Window: Error Ratio Goal - Defines the statistical bounds for testing error determination to terminate the training session.  Default value for this field is 1.2.
Window: Model Learning Rate - Defines the fractional portion of the weight update value determined from the last training cycle.  Default value for this field is 0.05.
Window: Model Gain Term - Defines the feed-forward response of TrendFinder internal processing.  Default value for this field is 1.0.
Window:
Model Momentum Term - Defines the fractional portion of the weight update value determined from previous training cycles in the session.  Default value for this field is 0.5.

<>List Box: Mode - Selects the type of estimation method is used with choices of "1 Pass" or "2 Pass".  The single pass estimator produces better results for a higher order characteristic data set but can suffer for long term trend bias.  The two pass algorthm uses a unique method having dual estimators matched to differing trend lengths which accurately models fast/slow data trends.
Check Box:
Auto Training Configure - Defines the
mode for configuring the Training functionality.



Window: Interval Length - Defines the length of estimation extrapolation performed by TrendFinder during the evaluation phase.  The current version of Shiraz only support a single extrapolation point.  Default value for this field is 1.
Window: Value Avg Ratio - Displays the coefficent used in the figure of merit value for the Average term.  There are two values available for the training and evaluation phases of model building.
Window: Value Std Dev Ratio - Defines the coefficent used in the figure of merit value for Standard Deviation term.  There are two values available for the training and evaluation phases of model building.
Check Box: Comment Header Row - Control usage of the comment row available for text description of column data sets.
Window: Mode - Selects the results mode used by the program during the estimation phase.  Choices are "Evaluate" or "Extrapolate" for determining what output is produced.  The evaluate mode is used as a first step to validate the accuracy of the estimation based on unseen data from the training process.  Evaluation data appears below training/testing sections in the data set.  The extrapolate mode is used after the training accuracy has been established to predict the next occurances in the trend.
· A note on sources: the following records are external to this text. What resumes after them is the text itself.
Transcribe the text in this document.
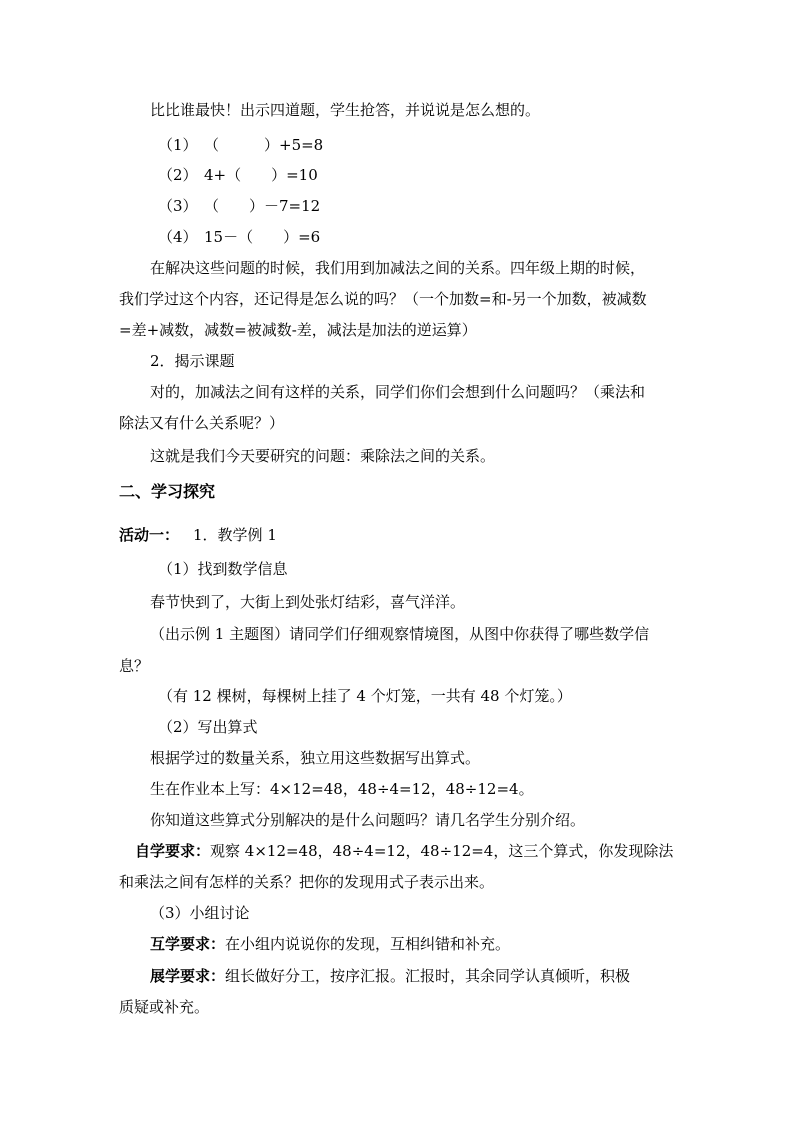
比比谁最快！出示四道题，学生抢答，并说说是怎么想的。
（1） （　　　）+5=8
（2） 4+（　　）=10
（3） （　　）－7=12
（4） 15－（　　）=6
在解决这些问题的时候，我们用到加减法之间的关系。四年级上期的时候，
我们学过这个内容，还记得是怎么说的吗？（一个加数=和-另一个加数，被减数
=差+减数，减数=被减数-差，减法是加法的逆运算）
2．揭示课题
对的，加减法之间有这样的关系，同学们你们会想到什么问题吗？（乘法和
除法又有什么关系呢？）
这就是我们今天要研究的问题：乘除法之间的关系。
二、学习探究
活动一： 1．教学例 1
（1）找到数学信息
春节快到了，大街上到处张灯结彩，喜气洋洋。
（出示例 1 主题图）请同学们仔细观察情境图，从图中你获得了哪些数学信
息？
（有 12 棵树，每棵树上挂了 4 个灯笼，一共有 48 个灯笼。）
（2）写出算式
根据学过的数量关系，独立用这些数据写出算式。
生在作业本上写：4×12=48，48÷4=12，48÷12=4。
你知道这些算式分别解决的是什么问题吗？请几名学生分别介绍。
自学要求：观察 4×12=48，48÷4=12，48÷12=4，这三个算式，你发现除法
和乘法之间有怎样的关系？把你的发现用式子表示出来。
（3）小组讨论
互学要求：在小组内说说你的发现，互相纠错和补充。
展学要求：组长做好分工，按序汇报。汇报时，其余同学认真倾听，积极
质疑或补充。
Training Operation Process Dialog - Controls the training process and provides accuracy qualitative figure of merit

Training Operation

Button: Continue - Forces a manual continuation of the training session for increased fitting of the TrendFinder parameters.  The training state of the network is maintained but the interations count is reset to zero with maximum value enforcement active.
Button: Abort - Forces a manual cancellation of the training session with termination training parameters maintained to that point.  Use to terminate non-converging training sessions prior to hitting maximum limit of iterations.  Useful for exiting training process when little or no updates are being performed leading to excessive training time.
Window: Slope Confidence Level - Provides a figure of merit for the training TrendFinder output slope relative to the modelling goal.  Figure of merit above 70% indicate a well trained operation.  This value is combination with numeric confidence level and state allow a rapid verification of training accuracy and state.
Window: Value Confidence Level -
Provides a figure of merit for the training TrendFinder output value relative to the modelling goal.  Figure of merit above 70% indicate a well trained operation.    This value is combination with numeric confidence level and state allow a rapid verification of training accuracy and state.


Training Operation Process Dialog - Provides accuracy qualitative figure of merit for accuracy of "Never Seen Before" data evaluation

Evaluation Operation

Window: Slope Confidence Level - Provides a figure of merit for the training TrendFinder output slope relative to the modelling goal.  Figure of merit above 70% indicate a well trained operation.
Window: Value Confidence Level -
Provides a figure of merit for the training TrendFinder output value relative to the modelling goal.  Figure of merit above 70% indicate a well trained operation.